Boris Johnson will on Wednesday announce the biggest overhaul of British takeover law for two decades to prevent overseas companies buying up sensitive UK assets, as concern grows inside Downing Street about China’s influence.
The tough measures will require prospective foreign buyers of UK companies, shareholdings or intellectual property in 17 sensitive industries to alert a new government unit about proposed transactions.
Directors of overseas companies that fail to do so could face personal fines of up to £10m, or their businesses could pay penalties worth up to 5 per cent of annual turnover.
British officials expect about 1,000 transactions to be notified under the new takeover regime, although only a small percentage are likely to be blocked by the government or face “remedies”.

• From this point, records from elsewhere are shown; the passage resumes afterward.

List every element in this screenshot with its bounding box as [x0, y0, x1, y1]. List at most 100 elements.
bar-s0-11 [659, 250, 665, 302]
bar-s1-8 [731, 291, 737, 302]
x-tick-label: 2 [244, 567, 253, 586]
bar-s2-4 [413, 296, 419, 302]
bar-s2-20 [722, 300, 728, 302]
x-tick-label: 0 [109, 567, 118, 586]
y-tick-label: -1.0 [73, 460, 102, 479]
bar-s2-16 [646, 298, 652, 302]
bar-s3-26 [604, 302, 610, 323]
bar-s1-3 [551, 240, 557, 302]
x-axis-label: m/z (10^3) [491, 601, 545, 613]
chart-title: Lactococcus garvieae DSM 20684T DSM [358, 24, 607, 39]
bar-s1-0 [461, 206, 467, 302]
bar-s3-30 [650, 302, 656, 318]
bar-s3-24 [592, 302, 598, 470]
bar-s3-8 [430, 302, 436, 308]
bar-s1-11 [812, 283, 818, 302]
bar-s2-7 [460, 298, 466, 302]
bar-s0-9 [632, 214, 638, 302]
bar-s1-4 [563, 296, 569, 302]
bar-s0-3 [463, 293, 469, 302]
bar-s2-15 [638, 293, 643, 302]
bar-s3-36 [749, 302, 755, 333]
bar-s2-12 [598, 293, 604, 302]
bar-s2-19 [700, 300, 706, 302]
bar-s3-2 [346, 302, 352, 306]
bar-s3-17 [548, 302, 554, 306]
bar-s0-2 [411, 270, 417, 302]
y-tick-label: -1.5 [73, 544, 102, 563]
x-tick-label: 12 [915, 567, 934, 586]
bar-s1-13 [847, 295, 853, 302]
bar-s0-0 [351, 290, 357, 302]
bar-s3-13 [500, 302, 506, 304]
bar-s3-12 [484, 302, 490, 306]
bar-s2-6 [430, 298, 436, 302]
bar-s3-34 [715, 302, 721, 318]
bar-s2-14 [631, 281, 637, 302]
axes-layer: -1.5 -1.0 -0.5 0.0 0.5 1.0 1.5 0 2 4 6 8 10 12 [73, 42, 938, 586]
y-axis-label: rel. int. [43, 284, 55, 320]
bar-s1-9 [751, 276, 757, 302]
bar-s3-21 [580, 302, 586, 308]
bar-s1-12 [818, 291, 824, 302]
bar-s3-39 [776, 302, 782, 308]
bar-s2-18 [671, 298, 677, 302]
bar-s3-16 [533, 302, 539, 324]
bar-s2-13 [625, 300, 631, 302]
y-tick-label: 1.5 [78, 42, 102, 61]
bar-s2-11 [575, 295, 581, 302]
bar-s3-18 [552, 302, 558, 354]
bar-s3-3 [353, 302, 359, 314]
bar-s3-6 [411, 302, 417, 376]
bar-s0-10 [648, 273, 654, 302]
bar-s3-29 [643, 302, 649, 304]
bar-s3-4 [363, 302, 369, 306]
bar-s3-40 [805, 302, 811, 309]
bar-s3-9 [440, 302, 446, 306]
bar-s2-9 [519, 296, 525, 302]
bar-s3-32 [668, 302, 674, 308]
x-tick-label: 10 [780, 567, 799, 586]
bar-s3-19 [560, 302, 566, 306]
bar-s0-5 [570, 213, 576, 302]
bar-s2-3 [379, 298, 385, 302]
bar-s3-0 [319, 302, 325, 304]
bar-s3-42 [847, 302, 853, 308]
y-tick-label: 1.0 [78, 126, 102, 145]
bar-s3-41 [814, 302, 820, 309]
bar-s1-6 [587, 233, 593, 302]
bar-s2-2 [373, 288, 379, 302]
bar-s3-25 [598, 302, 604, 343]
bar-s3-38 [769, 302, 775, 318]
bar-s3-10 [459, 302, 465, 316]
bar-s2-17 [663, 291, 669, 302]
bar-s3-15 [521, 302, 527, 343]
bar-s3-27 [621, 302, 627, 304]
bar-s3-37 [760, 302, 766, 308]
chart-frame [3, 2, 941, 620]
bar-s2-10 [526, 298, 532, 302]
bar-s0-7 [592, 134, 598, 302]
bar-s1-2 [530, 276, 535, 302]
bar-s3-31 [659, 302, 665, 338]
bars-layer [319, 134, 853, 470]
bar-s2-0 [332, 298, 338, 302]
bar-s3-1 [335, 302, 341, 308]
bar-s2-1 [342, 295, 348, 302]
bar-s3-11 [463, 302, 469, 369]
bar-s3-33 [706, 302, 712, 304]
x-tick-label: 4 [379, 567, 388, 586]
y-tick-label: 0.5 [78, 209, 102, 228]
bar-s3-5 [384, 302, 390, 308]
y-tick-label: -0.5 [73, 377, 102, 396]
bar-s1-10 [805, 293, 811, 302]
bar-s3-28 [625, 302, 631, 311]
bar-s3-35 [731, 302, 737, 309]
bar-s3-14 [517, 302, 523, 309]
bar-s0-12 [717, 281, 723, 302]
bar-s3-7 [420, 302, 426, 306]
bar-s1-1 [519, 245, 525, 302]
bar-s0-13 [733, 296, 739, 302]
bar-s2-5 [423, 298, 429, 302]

That would be a sharp increase in scrutiny of transactions given that there have been only 12 public interest interventions by the government on national security grounds since 2002.
“Hostile actors should be in no doubt there is no back door into the UK,” said Alok Sharma, business secretary. “We will continue to welcome job-creating investment . . . while shutting out those who could threaten the safety of the British people.”
Publication of the government’s National Security and Investment Bill on Wednesday follows growing concerns within the UK security agencies about how to protect critical infrastructure from potentially risky Chinese investments.
The prime minister in July reversed previous plans to allow Chinese telecoms equipment maker Huawei to supply kit for Britain’s 5G mobile phone networks following lobbying by the Trump administration in the US.
The UK government in April intervened to block an investor which was linked to the Chinese state from taking control of the board of British chip designer Imagination Technologies.
At present, under the 2002 Enterprise Act, UK authorities can intervene in deals on competition grounds or if a transaction has implications for national security, media plurality or financial stability.
But this usually only applies if the target asset has an annual turnover of more than £70m or where the merged business would have a market share of more than 25 per cent.
Now the rules will be rewritten so any transaction in 17 industries will have to be automatically declared to a new investment security unit inside the business department.
That will apply not only to company takeovers but also to purchases of large shareholdings and intellectual property in the sectors — including defence, transport, energy, artificial intelligence, computing hardware, communications, civil nuclear and space technologies.
The proposals were first drawn up three years ago under former prime minister Theresa May but have been repeatedly delayed.
The UK’s decision to tighten the rules is in line with actions by other western Five Eyes partner nations including the US and Australia.
The powers will be active from when the bill is introduced on Wednesday — rather than when the law is passed by parliament — to prevent a rush of takeovers.
The government, admitting that its existing powers “do not reflect the threats we face today”, said the new approach was “proportionate”.
The new government screening process of overseas takeovers of UK assets should be carried out within 30 working days, allowing most deals to be cleared swiftly.
One City of London executive said he was reassured that the focus was on national security rather than an intrusive 1970s-style catch-all regime.
But Veronica Roberts, a partner at law firm Herbert Smith Freehills, said the new regime could be “unsettling” for foreign investors because the mandatory filings “could be enough to disadvantage some bidders in fast-paced auction processes”.
Ministers on Friday quietly published new guidance aimed at British technology companies working with China.
The advice warned that the government has “serious concerns” about the Chinese state’s use of technologies which might violate human rights, and urged companies to be aware of the ethical repercussions of any new partnerships they enter into.
The guidance highlighted China’s use of facial recognition and predictive algorithms as being particularly problematic, pointing out that these could be used for “mass surveillance, profiling and repression of ethnic minorities in Xinjiang and elsewhere”.
It also pointed out potential “reputational consequences” for UK digital companies involved in technology which may be diverted towards the Chinese military under Beijing’s programme of civil military fusion.
The Chinese embassy in London did not immediately respond to a request for comment.